My third-born developed a pattern: when she’s lonely, she’s destructive. The moments that we we want her to go and play like a nice little girl, she shoves herself back into our line of vision, sometimes with a crayon on our wall. She can’t contain her emotions and will react to small frustrations with bites upon her older siblings. Usually, she’s asking for something (a nap or a cuddle most often) but she uses the wrong words. The wrong means.
As a mother, especially of many, sometimes I don’t want to have to give that to her. I might prefer reprimand and get angry that she took her aggressive feelings out on other things and people. It’s inconvenient to sit and listen and hold, especially when I cannot identify with her feelings of frustration that come with broken crayons or a brother that won’t do as he’s told. These seem like pretty insignificant ordeals in my world, but to her corner of the universe, they matter. On my Good Mom Days, if they matter to her, they matter to me. That’s how things like empathy, kindness and love take root in a heart and grow us into beings that recognize the holiness in all things and people.
I chose not to learn a darn thing about Ferguson (chastise me later). I don’t know the names, the actions, the anything. I know there’s a police side and a black side and a whole lot of feelings. For a second just join me over here and set your opinion aside. I want you to hear me clearly. I’m not talking about agreeing or disagreeing with a grand jury right now. I don’t know who or what to agree or disagree with, and knowing my track record, I probably agree with everyone.

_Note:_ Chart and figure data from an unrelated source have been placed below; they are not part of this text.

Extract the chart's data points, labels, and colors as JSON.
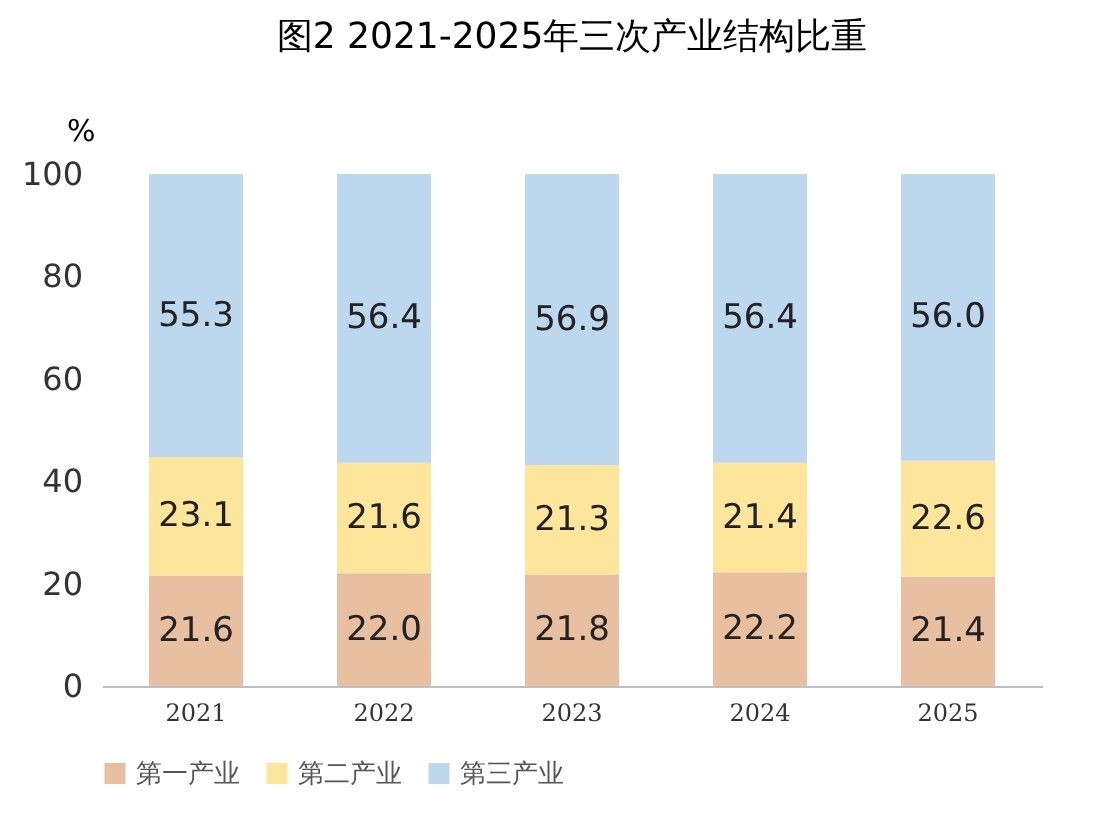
{
  "chart_data": {
    "type": "bar",
    "title": "图2 2021-2025年三次产业结构比重",
    "ylabel": "%",
    "categories": [
      "2021",
      "2022",
      "2023",
      "2024",
      "2025"
    ],
    "stacked": true,
    "legend": "bottom",
    "ylim": [
      0,
      100
    ],
    "yticks": [
      0,
      20,
      40,
      60,
      80,
      100
    ],
    "series": [
      {
        "name": "第一产业",
        "color": "#e8bfa0",
        "values": [
          21.6,
          22.0,
          21.8,
          22.2,
          21.4
        ],
        "value_labels": [
          "21.6",
          "22.0",
          "21.8",
          "22.2",
          "21.4"
        ]
      },
      {
        "name": "第二产业",
        "color": "#fde59b",
        "values": [
          23.1,
          21.6,
          21.3,
          21.4,
          22.6
        ],
        "value_labels": [
          "23.1",
          "21.6",
          "21.3",
          "21.4",
          "22.6"
        ]
      },
      {
        "name": "第三产业",
        "color": "#bdd7ee",
        "values": [
          55.3,
          56.4,
          56.9,
          56.4,
          56.0
        ],
        "value_labels": [
          "55.3",
          "56.4",
          "56.9",
          "56.4",
          "56.0"
        ]
      }
    ]
  }
}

Right now there is a population of people who is so angry, they feel the need to burn things in order to get our attention. We might want to yell and discipline, but if we’re good humans, we should stop and question why riots have to happen in order to get our country to talk about race.
We have brothers and sisters in this country trying to say something. They’re telling us about a hurt, something so outside our immediate context that we have difficulty identifying with them. We want to blow it off, tell them to stop the current behavior and believe we’ve fixed a problem. Hear me: I’m not justifying behavior. I don’t like crayons on my walls nor fire in my streets. It’s not okay. But behavior modification will not fix this problem – it’s a symptom of a larger issue.
My three-year-old has taught me about human nature in her action. She has also shined a light on my propensity to gloss over her very real hurt with my reaction. Finally, in the third year of raising the third kid, when we see these behaviors I have come to ask myself, “does she need something from me that I’m not giving her?” The answer is nearly always, yes. She needs my attention. She needs me to hear. She needs me to try to imagine her world and what this is like. When I give her those basic internal needs, she exhibits the kind and loving behavior we seek from her. Her behavior has a direct correlation with her sense of security and place in our family dynamic.
What we lack in understanding, may we make up for in a willingness to listen to the real request of these behaviors.